Silvia Romano ha raccontato anche come ha scelto il nome Aisha: "Ho sognato di trovarmi in Italia, passavo ai tornelli della metropolitana e sulla mia tessera dell’ATM c’era scritto Aisha e poi è un nome che significa “viva”". 

 

La giovane ha scoperto l'Islam durante la prigionia. "Prima di essere rapita ero completamente indifferente a Dio, anzi potevo definirmi una persona non credente; spesso, quando leggevo o ascoltavo le notizie sulle innumerevoli tragedie che colpiscono il mondo, dicevo a mia madre: vedi, se Dio esistesse non potrebbe esistere tutto questo male quindi Dio non esiste, altrimenti eviterebbe tutto questo dolore", ha raccontato ancora aggiungendo che "mi ponevo queste domande rarissime volte, solo quando - appunto - mi confrontavo con i grandi mali del mondo. Nel resto della mia vita ero indifferente, vivevo inseguendo i miei desideri, i miei sogni e i miei piaceri". E alla domanda ’Quando è suonato il primo campanello rispetto a Dio?’, ha aggiunto: "Nel momento in cui fui rapita, iniziando la camminata, iniziai a pensare: io sono venuta a fare volontariato, stavo facendo del bene, perché è successo questo a me? Qual è la mia colpa? È un caso che sia stata presa io e non un’altra ragazza? È un caso o qualcuno lo ha deciso? Queste prime domande credo mi abbiano già avvicinato a Dio, inconsciamente. Ho iniziato da lì un percorso di ricerca interiore fatto di domande esistenziali. Mentre camminavo, più mi chiedevo se fosse il caso o il mio destino, più soffrivo perché non avevo la risposta, ma avevo il bisogno di trovarla". E ricorda anche un altro punto di svolta: "Un altro momento importante è stato a gennaio, ero in Somalia in una stanza di una prigione, da pochi giorni. Era notte e stavo dormendo quando sentii per la prima volta nella mia vita un bombardamento, in seguito al rumore di droni. In una situazione di terrore del genere e vicino alla morte iniziai a pregare Dio chiedendogli di salvarmi perché volevo rivedere la mia famiglia; Gli chiedevo un’altra possibilità perché avevo davvero paura di morire. Quella è stata la prima volta in cui mi sono rivolta a Lui".

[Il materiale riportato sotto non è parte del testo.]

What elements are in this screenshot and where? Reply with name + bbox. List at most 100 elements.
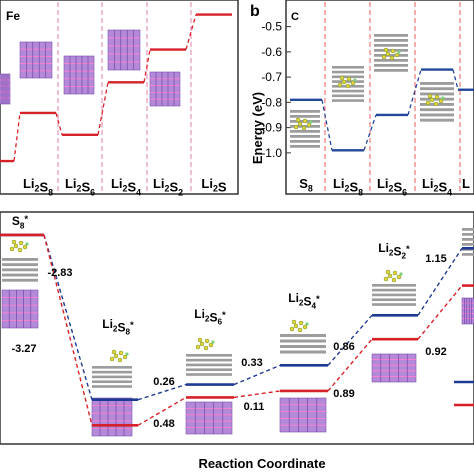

"La fede ha diversi gradi e la mia si è sviluppata con il tempo. Sicuramente dopo aver accettato la fede islamica guardavo al mio destino con serenità nell’anima, certa che Dio mi amasse e avrebbe deciso il bene per me". "Quando provavo paura per l’imminenza della morte o ansia per non avere notizie della mia famiglia e del mio futuro, trovavo consolazione nelle preghiere. Più aumentava la mia fede e più - quando ero triste - chiedevo a Dio la pazienza e la forza, chiedevo a Dio che rafforzasse ulteriormente la mia fede", dice nell'Intervista.